Ironically, noun chains sometimes happen when we try too hard to improve our writing by being concise. We read Garner’s advice to eliminate unnecessary prepositional phrases (e.g. The Winning Brief 165), and carry that good advice to an unhealthy extreme: we attempt to “improve” a piece of writing by deleting all prepositions and converting the objects of the prepositional phrases into noun-adjectives. Thus, we change process for treating waste water into waste water treatment process—and congratulate ourselves for our conciseness. Meanwhile, the poor reader is retching as if he had drunk some of that waste water.
To eliminate noun chains, remember two rules:
- The last noun in the chain is the real noun, the word referring to the thing you’re talking about. The information conveyed by this word usually needs to be at or near the front of the phrase, not at the end.
- Although a noun can function as an adjective, other parts of speech (e.g. adjectives) or grammatical structures (e.g. prepositional phrases) do a better job of modifying a noun.
Generally, the best strategy for breaking up noun chains is to push the last noun toward the front, making it the first or second word in the phrase. You then convert the following nouns into adjectives, prepositional phrases, or other grammatical structures designed to serve as modifiers.

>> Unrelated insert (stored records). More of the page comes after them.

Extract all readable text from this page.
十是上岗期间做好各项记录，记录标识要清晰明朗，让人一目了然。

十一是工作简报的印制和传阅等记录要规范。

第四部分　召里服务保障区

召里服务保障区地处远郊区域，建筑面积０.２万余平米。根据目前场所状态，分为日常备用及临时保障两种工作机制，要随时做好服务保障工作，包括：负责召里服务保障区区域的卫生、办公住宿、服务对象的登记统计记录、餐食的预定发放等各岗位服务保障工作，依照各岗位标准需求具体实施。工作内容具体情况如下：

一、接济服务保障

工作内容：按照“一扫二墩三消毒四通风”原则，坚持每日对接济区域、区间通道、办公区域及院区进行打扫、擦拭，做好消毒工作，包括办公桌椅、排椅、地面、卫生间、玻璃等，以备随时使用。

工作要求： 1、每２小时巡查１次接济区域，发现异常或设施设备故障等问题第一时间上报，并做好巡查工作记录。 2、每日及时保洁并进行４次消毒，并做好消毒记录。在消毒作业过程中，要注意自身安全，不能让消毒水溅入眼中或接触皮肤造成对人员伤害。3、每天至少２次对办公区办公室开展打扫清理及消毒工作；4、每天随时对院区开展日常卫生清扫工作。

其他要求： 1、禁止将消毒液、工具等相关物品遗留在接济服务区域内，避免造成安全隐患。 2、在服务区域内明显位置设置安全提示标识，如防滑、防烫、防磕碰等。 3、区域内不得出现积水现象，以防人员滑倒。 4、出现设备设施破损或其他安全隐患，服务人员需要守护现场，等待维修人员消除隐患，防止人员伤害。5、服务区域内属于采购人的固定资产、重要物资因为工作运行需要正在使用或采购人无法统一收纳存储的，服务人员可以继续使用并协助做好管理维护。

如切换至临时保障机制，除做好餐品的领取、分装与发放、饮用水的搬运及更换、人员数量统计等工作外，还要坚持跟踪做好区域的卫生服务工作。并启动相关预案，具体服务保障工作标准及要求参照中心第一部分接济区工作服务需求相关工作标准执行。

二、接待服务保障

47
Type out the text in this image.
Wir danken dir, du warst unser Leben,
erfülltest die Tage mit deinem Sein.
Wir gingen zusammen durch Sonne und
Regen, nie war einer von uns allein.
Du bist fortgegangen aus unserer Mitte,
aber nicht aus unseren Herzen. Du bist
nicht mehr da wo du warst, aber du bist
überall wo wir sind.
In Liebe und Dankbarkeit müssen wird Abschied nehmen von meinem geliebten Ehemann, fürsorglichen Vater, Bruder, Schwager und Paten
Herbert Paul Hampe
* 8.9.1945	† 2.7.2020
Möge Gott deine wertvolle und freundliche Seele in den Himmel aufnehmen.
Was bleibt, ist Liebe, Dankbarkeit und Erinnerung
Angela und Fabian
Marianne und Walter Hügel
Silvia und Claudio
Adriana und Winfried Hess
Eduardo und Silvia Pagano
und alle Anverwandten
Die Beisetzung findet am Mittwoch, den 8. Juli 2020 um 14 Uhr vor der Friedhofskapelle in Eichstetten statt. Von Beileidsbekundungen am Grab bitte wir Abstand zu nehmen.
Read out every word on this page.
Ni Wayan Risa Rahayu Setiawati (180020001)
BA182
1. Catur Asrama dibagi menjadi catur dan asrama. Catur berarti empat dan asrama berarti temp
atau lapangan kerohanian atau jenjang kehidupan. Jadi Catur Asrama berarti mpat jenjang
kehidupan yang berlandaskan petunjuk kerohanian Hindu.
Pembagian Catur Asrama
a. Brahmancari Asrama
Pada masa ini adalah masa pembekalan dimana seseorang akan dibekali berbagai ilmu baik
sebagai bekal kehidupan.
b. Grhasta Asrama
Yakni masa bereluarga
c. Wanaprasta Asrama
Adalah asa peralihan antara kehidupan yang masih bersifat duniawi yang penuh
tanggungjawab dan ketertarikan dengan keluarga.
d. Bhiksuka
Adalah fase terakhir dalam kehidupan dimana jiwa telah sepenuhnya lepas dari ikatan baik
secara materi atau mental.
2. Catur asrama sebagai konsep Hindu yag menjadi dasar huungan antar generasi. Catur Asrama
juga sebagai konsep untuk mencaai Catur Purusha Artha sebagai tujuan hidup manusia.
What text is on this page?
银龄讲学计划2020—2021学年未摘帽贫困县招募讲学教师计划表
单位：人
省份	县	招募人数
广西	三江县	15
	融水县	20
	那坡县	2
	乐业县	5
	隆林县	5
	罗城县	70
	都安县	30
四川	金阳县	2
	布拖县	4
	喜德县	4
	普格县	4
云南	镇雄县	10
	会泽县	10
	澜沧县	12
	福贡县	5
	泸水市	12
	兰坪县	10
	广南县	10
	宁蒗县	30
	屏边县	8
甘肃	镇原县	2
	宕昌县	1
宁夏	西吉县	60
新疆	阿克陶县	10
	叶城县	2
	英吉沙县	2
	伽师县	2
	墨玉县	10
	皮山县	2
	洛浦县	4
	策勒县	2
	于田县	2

You may end up with a few extra words, but you’ll also make the writing easier to comprehend. For example:
· before: sand transfer mitigation efforts
· after: efforts to mitigate sand transfer, efforts to mitigate transfer of sand
If you have a three-noun chain, the easiest solution is to hyphenate the first two nouns. This punctuation informs the reader that the first two nouns constitute a phrasal adjective modifying the following noun. For example:
· before: cost recovery action
· after: cost-recovery action
· before: class action complaint
· after: class-action complaint
If the last noun in the chain is generic, such as process, situation, activity, and the like, try deleting it to see whether any meaning has been lost.
· before: afternoon thunderstorm activity
· after: afternoon thunderstorms
· before: remedy selection process
· after: remedy selection
· before: waste water treatment process
· after: waste-water treatment
Sometimes you can find one noun meaning the same thing as a noun-noun couplet. For example:
· before: pharmacy benefit management company
· after: pharmacy-benefit manager
· before: television antenna manufacturing facility
· after: television-antenna factory
Feel free to use one noun to modify another, but don’t chain three or more nouns together. Strive for conciseness, but don’t sacrifice readability to achieve it.